The heart of the Republican base, evangelical voters, is the constituency least likely to support McCain.  Evangelicals, who McCain called “agents of intolerance” during his 2000 presidential campaign, have yet to embrace McCain and there are indications that many of them never will.  McCain demonstrated in South Carolina that he can make nice with some evangelicals.  But does anyone really believe evangelicals will turn out in the kinds of overwhelming, unprecedented numbers that they did for George Bush – and which put him over the top?  Take a hint from national evangelical leader James Dobson.  “I am convinced Senator McCain is not a conservative,” Dobson said this week.  “I cannot, and will not, vote for Senator John McCain, as a matter of conscience.”

The independent voters who are attracted to McCain don’t really know him – and they will have plenty of time to learn about things they won’t like.  The independent voters I talked to in New Hampshire and Massachusetts preceding his primary wins in those states actually seem to have no idea who John McCain is.  They know about Vietnam.  They know about dirty tricks.  And they know about straight talk.  What many independent voters don’t know is where he stands on Iraq, Iran, tax cuts for the wealthy, health care, abortion, and a host of other issues that have yet to be discussed.  McCain has built a powerful personal brand.  But he has yet to be exposed to the scrutiny of a general election campaign and independent voters may find that he’s not what they think.  They may not even like what they hear.  McCain is uncharismatic on the stump and, in a general election, may not have what it takes.

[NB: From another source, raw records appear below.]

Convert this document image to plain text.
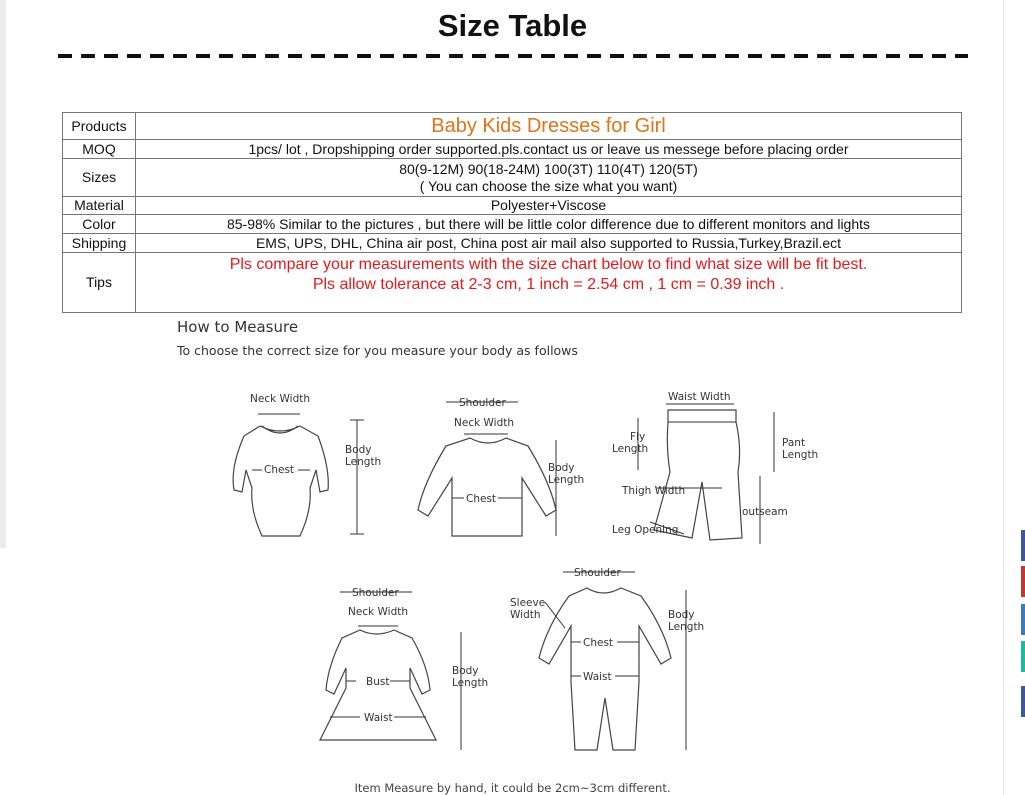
Size Table
Products	Baby Kids Dresses for Girl
MOQ	1pcs/ lot , Dropshipping order supported.pls.contact us or leave us messege before placing order
Sizes	80(9-12M) 90(18-24M) 100(3T) 110(4T) 120(5T)
( You can choose the size what you want)

Material	Polyester+Viscose
Color	85-98% Similar to the pictures , but there will be little color difference due to different monitors and lights
Shipping	EMS, UPS, DHL, China air post, China post air mail also supported to Russia,Turkey,Brazil.ect
Tips	Pls compare your measurements with the size chart below to find what size will be fit best.
Pls allow tolerance at 2-3 cm, 1 inch = 2.54 cm , 1 cm = 0.39 inch .
How to Measure
To choose the correct size for you measure your body as follows
Neck Width
Body
Length
Chest
Shoulder
Neck Width
Body
Length
Chest
Waist Width
Fly
Length	Pant
Length
Thigh Width
outseam
Leg Opening
Shoulder
Neck Width
Body
Length
Bust
Waist
Shoulder
Sleeve
Width	Body
Length
Chest
Waist
Item Measure by hand, it could be 2cm~3cm different.
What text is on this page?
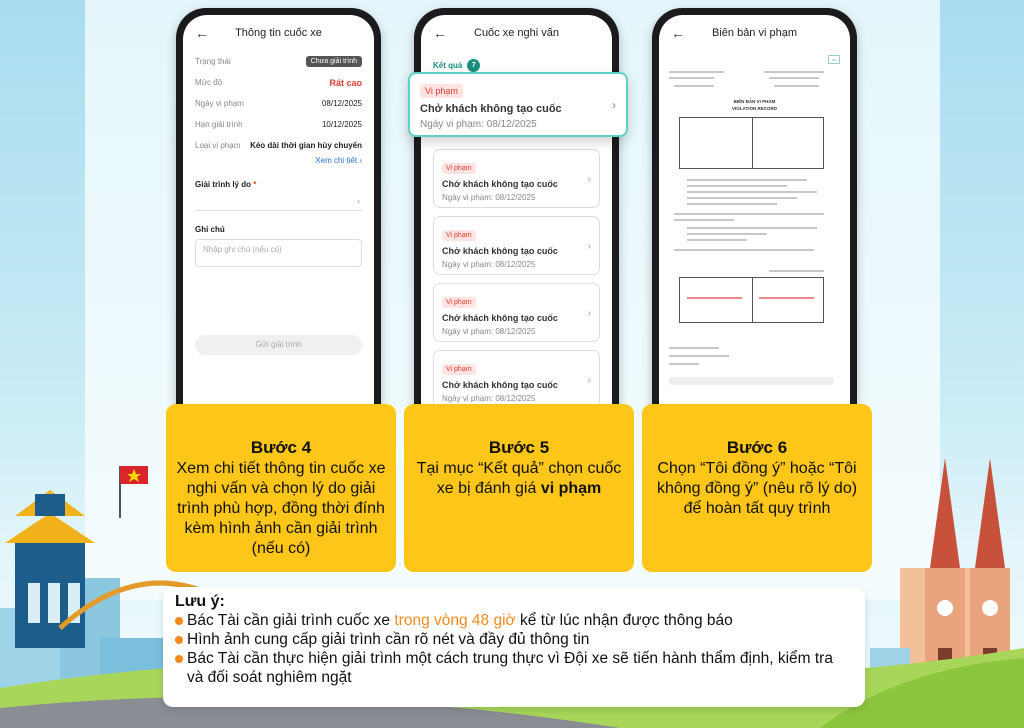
←	Thông tin cuốc xe
Trạng thái	Chưa giải trình
Mức độ	Rất cao
Ngày vi phạm	08/12/2025
Hạn giải trình	10/12/2025
Loại vi phạm Kéo dài thời gian hủy chuyến
Xem chi tiết ›
Giải trình lý do *
›
Ghi chú
Nhập ghi chú (nếu có)
Gửi giải trình
←	Cuốc xe nghi vấn
Kết quả	7
Vi phạm
Chở khách không tạo cuốc
Ngày vi phạm: 08/12/2025
›
Vi phạm
Chở khách không tạo cuốc
Ngày vi phạm: 08/12/2025
›
Vi phạm
Chở khách không tạo cuốc
Ngày vi phạm: 08/12/2025
›
Vi phạm
Chở khách không tạo cuốc
Ngày vi phạm: 08/12/2025
›
Vi phạm
Chở khách không tạo cuốc
Ngày vi phạm: 08/12/2025
›
←	Biên bản vi phạm
▭
BIÊN BẢN VI PHẠM
VIOLATION RECORD
Bước 4
Xem chi tiết thông tin cuốc xe nghi vấn và chọn lý do giải trình phù hợp, đồng thời đính kèm hình ảnh cần giải trình (nếu có)
Bước 5
Tại mục “Kết quả” chọn cuốc xe bị đánh giá vi phạm
Bước 6
Chọn “Tôi đồng ý” hoặc “Tôi không đồng ý” (nêu rõ lý do) để hoàn tất quy trình
Lưu ý:
Bác Tài cần giải trình cuốc xe trong vòng 48 giờ kể từ lúc nhận được thông báo
Hình ảnh cung cấp giải trình cần rõ nét và đầy đủ thông tin
Bác Tài cần thực hiện giải trình một cách trung thực vì Đội xe sẽ tiến hành thẩm định, kiểm tra và đối soát nghiêm ngặt
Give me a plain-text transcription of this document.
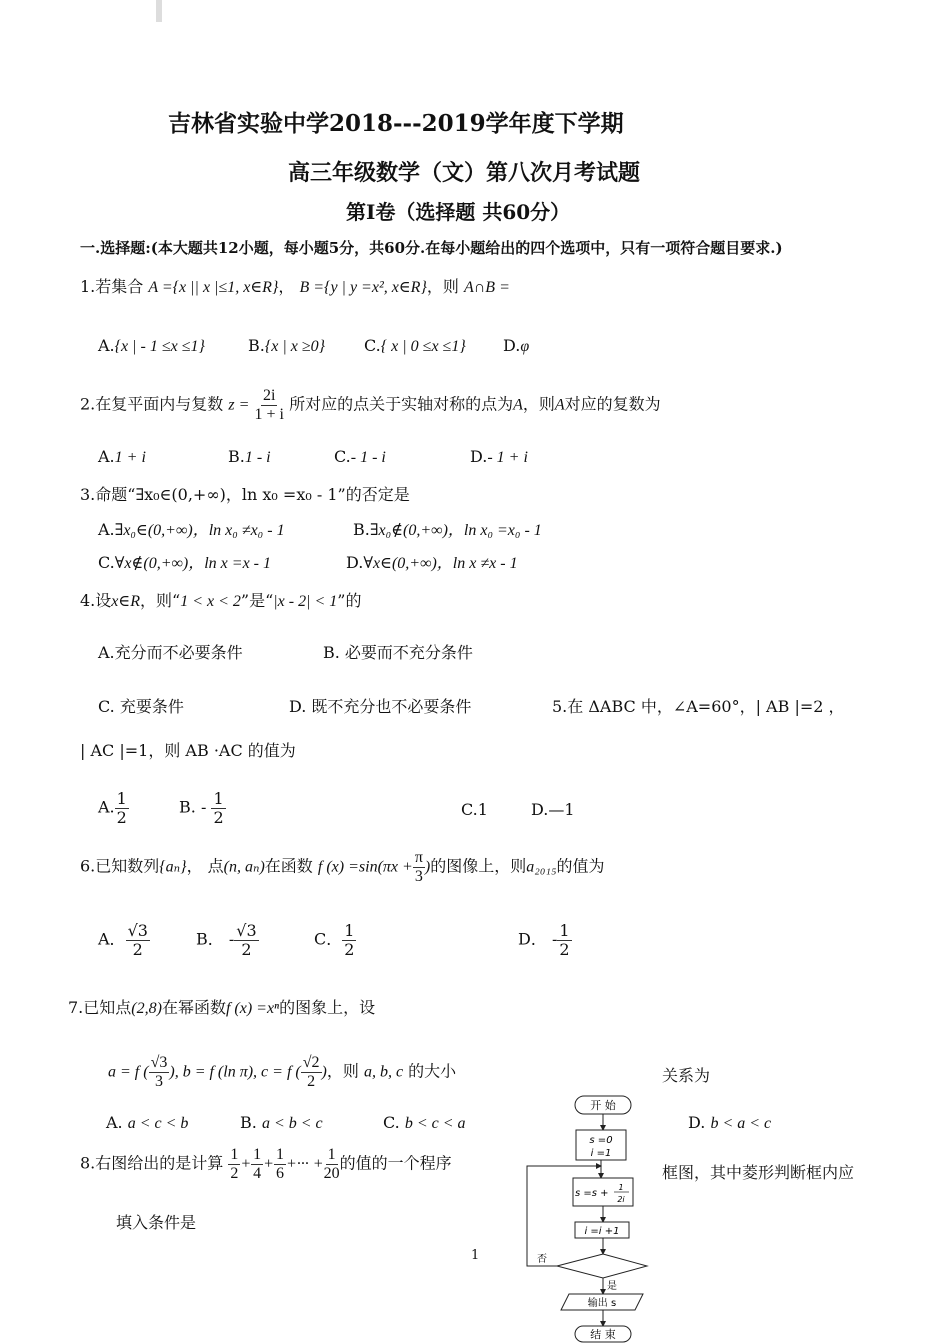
吉林省实验中学2018---2019学年度下学期
高三年级数学（文）第八次月考试题
第Ⅰ卷（选择题 共60分）
一.选择题:(本大题共12小题，每小题5分，共60分.在每小题给出的四个选项中，只有一项符合题目要求.)
1.若集合 A ={x || x |≤1, x∈R}， B ={y | y =x², x∈R}，则 A∩B =
A.{x | - 1 ≤x ≤1}	B.{x | x ≥0} C.{ x | 0 ≤x ≤1} D.φ
2.在复平面内与复数 $z = \frac{2i}{1 + i}$ 所对应的点关于实轴对称的点为A，则A对应的复数为
A.1 + i	B.1 - i	C.- 1 - i	D.- 1 + i
3.命题“∃x₀∈(0,+∞)，ln x₀ =x₀ - 1”的否定是
A.∃x₀∈(0,+∞)，ln x₀ ≠x₀ - 1	B.∃x₀∉(0,+∞)，ln x₀ =x₀ - 1
C.∀x∉(0,+∞)，ln x =x - 1	D.∀x∈(0,+∞)，ln x ≠x - 1
4.设x∈R，则“1 < x < 2”是“|x - 2| < 1”的
A.充分而不必要条件	B. 必要而不充分条件
C. 充要条件	D. 既不充分也不必要条件	5.在 ΔABC 中，∠A=60°，| AB |=2 ，
| AC |=1，则 AB ·AC 的值为
A. $\frac{1}{2}$	B. - $\frac{1}{2}$	C.1	D.—1
6.已知数列{aₙ}， 点(n, aₙ)在函数 f $(x) =\sin(\pi x + \frac{\pi}{3}$ )的图像上，则a₂₀₁₅的值为
A． $\frac{√3}{2}$	B． - $\frac{√3}{2}$	C． $\frac{1}{2}$	D． - $\frac{1}{2}$
7.已知点(2,8)在幂函数f (x) =xⁿ的图象上，设
a = f ( $\frac{√3}{3}$ ), b = f (ln π), c = f ( $\frac{√2}{2}$ )，则 a, b, c 的大小	关系为
A. a < c < b	B. a < b < c	C. b < c < a	D. b < a < c
8.右图给出的是计算 $\frac{1}{2} + \frac{1}{4} + \frac{1}{6}$ +··· + $\frac{1}{20}$ 的值的一个程序	框图，其中菱形判断框内应
填入条件是
开 始
s =0
i =1
s =s +
1
2i
i =i +1
否
是
输出 s
结 束
1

McCain is notoriously bad at talking about the economy.  In Michigan, where the issue was central, McCain found himself only able to deliver the “straight talk” that jobs aren’t coming back to Michigan.  While much of McCain’s appeal is based on his independence and willingness to tell it like it is, U.S. presidents are not elected by selling pessimism about the economy, particularly when it’s on the verge of a recession.  In American politics, the most optimistic candidate usually wins – or at least the one that doesn’t appear committed to less jobs and more wars.

History is on the side of change.  More often than not, a party doesn’t get a third term in the White House.  See, for example, Bush/Gore in 2000, Carter/Ford in 1976, Nixon/Humphrey in 1968, Kennedy/Nixon in 1960, and Eisenhower/Stevenson defeat in 1952.  That being said, there are exceptions to the rule, most notably George Bush’s “third Reagan Term” in 1988, Franklin Roosevelt’s third and fourth terms in 1940 and 1944.  But the war on terror is not World War II – and George Bush is not Ronald Reagan.